Dazen regretta de ne plus être Prisme.

— Envoyez le message à Dame Tili, fit-il à un coursier. Son destin est en marche.

* * *

Nachal se faufila parmi les docks, l'air enchantée ; après le long enchaînements de pompe, de tractions et la course de vingt lieux, ses muscles étaient mal en points… Mais la joie de la retrouver lui donnait des ailes !

Elle sauta par-dessus une caisse, passa sous un tonneau transporté par un grand débardeur et parvint jusqu'au navire nommé « l'Écouvilleur ». Il semblait s'apprêter à partir… Bizarre, ils sont pourtant revenus hier ? Nachal se précipita jusqu'au planchon entre le quai et le pont, où un marin chicanait du tabac en vérifiant les cargaisons chargées. L'homme la vit arriver, et lui dit avec un signe de tête :

— Mais c'est la p'tite grouillote que j'vois là ? C'mment ça s'passe, chez les troufions ?

— Je les lamine, sourit-elle. Contente de te voir, Lloyd.

Il sourit et lui serra la main avec la poigne d'un marin. Elle demanda, soucieuse :

— Vous repartez déjà ?

— Ouaip ; le capitaine va livrer tout ça à Azulay ; le voyage sera long, donc on part à l'aube demain (il soupira, et marmonna) J'aurais bien aimé la soutenir avant le Jour du Soleil…

— Tu as dis quelque chose ?

— Rien qui puisse intéresser ta p'tite caboche de tourterelle ! Allez, va la chercher.

Elle acquiesça et traversa le planchon. Puis, elle monta les cordages pour aller jusqu'au nid-de-pie ; elle avait le vertige, et plissa les yeux pour en voir le moins possible. Une fois là-haut, par contre, elle trouva ce qu'elle cherchait. Enfin, qui pour être plus exact.
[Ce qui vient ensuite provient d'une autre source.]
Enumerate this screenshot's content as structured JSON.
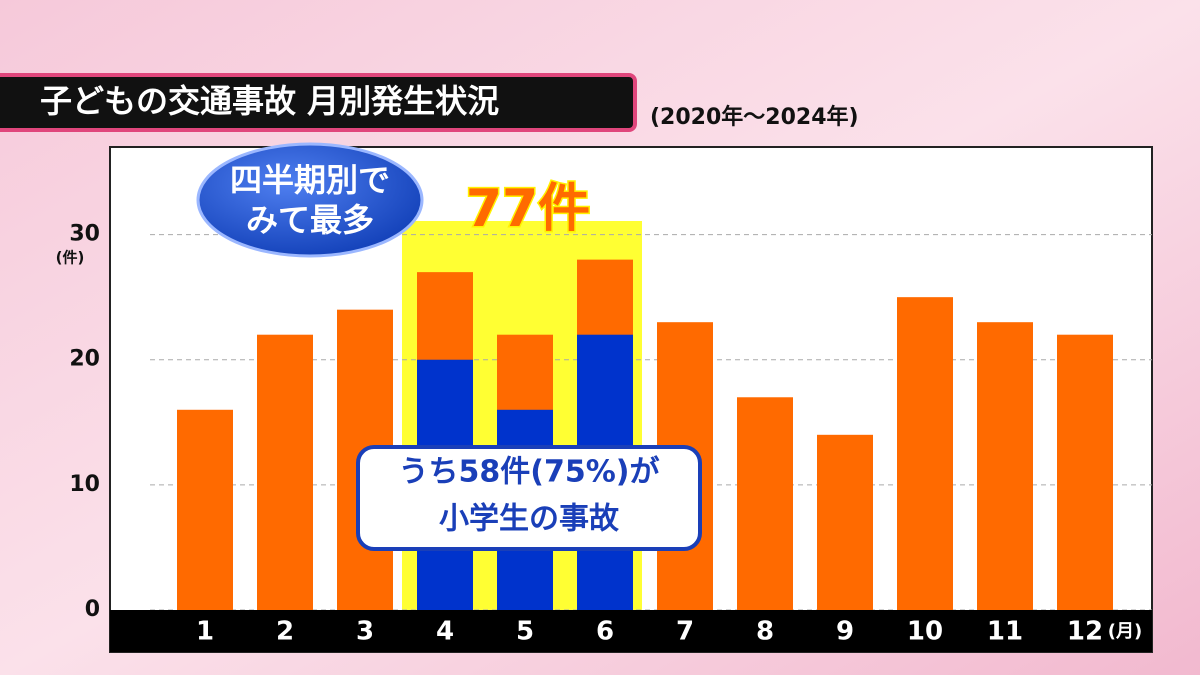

— C'est la première fois que je te vois de te morfondre comme ça. Tu t'es prise un poisson volant sur la tête, ou quoi ?

La personne à qui elle parlait était assises, genoux retroussés vers elle et tête entre ses bras croisés. Elle redressa la tête ; c'était une fille à la peau très sombre, mais avec des yeux pourpres que Nachal trouvait toujours étranges, car ils débordaient d'une chaleur accueillante sans pour autant être sécurisants. La toison bouclée brune débordait comme une touffe de coton sur la tête tatouée de Tili « Eau-douce », la Brave-Tempête, et…

L'Illytienne se leva et se précipita vers Nachal pour l'embrasser avec passion, au point que celle-ci en eut le souffle coupé. D'ordinaire, il fallait lui arracher ce genre de baisers après un long jeu de séduction. Après un moment langoureux, Nachal s'écarta avec regret mais inquiétude, caressant le visage de son amoureuse :

— Qu'est-ce qui ne va pas ?

Tili la regarda dans les yeux, avant de fondre en larmes. Confuse, Nachal la fit asseoir dans le nid, les mouettes rieuses semblaient se moquer d'elles. C'était la première fois que la grouillote voyait Tili dans cet état. Ça la terrifiait.

— Qu'est-ce qu'il s'est passé ?

— Je…, commença-t-elle, mais fut interrompu par une marine d'en-bas :

— Tili ! Le cortège est venu te chercher.

Nachal se leva d'un bond et regarda sur le quai : un cortège, en effet ! Des luxiats, un Haut-luxiat, et le Blanc elle-même ! Elle se tourna vers Tili, redoutant l'effroyable vérité.

— Je suis désolée, Nachal. Je suis vraiment désolée.

— C'est une blague, non ? bredouilla-t-elle. Une grosse vanne… C'est sûrement un doublon, en bas ?

— Ne rends pas les choses plus difficiles.

— Tili, tu…

Mais sa confidente, son amante, son âme-sœur proféra ces mots d'un implacable tranchant qui serait son credo :

— Je te congédie. Le Prisme élu te l'ordonne.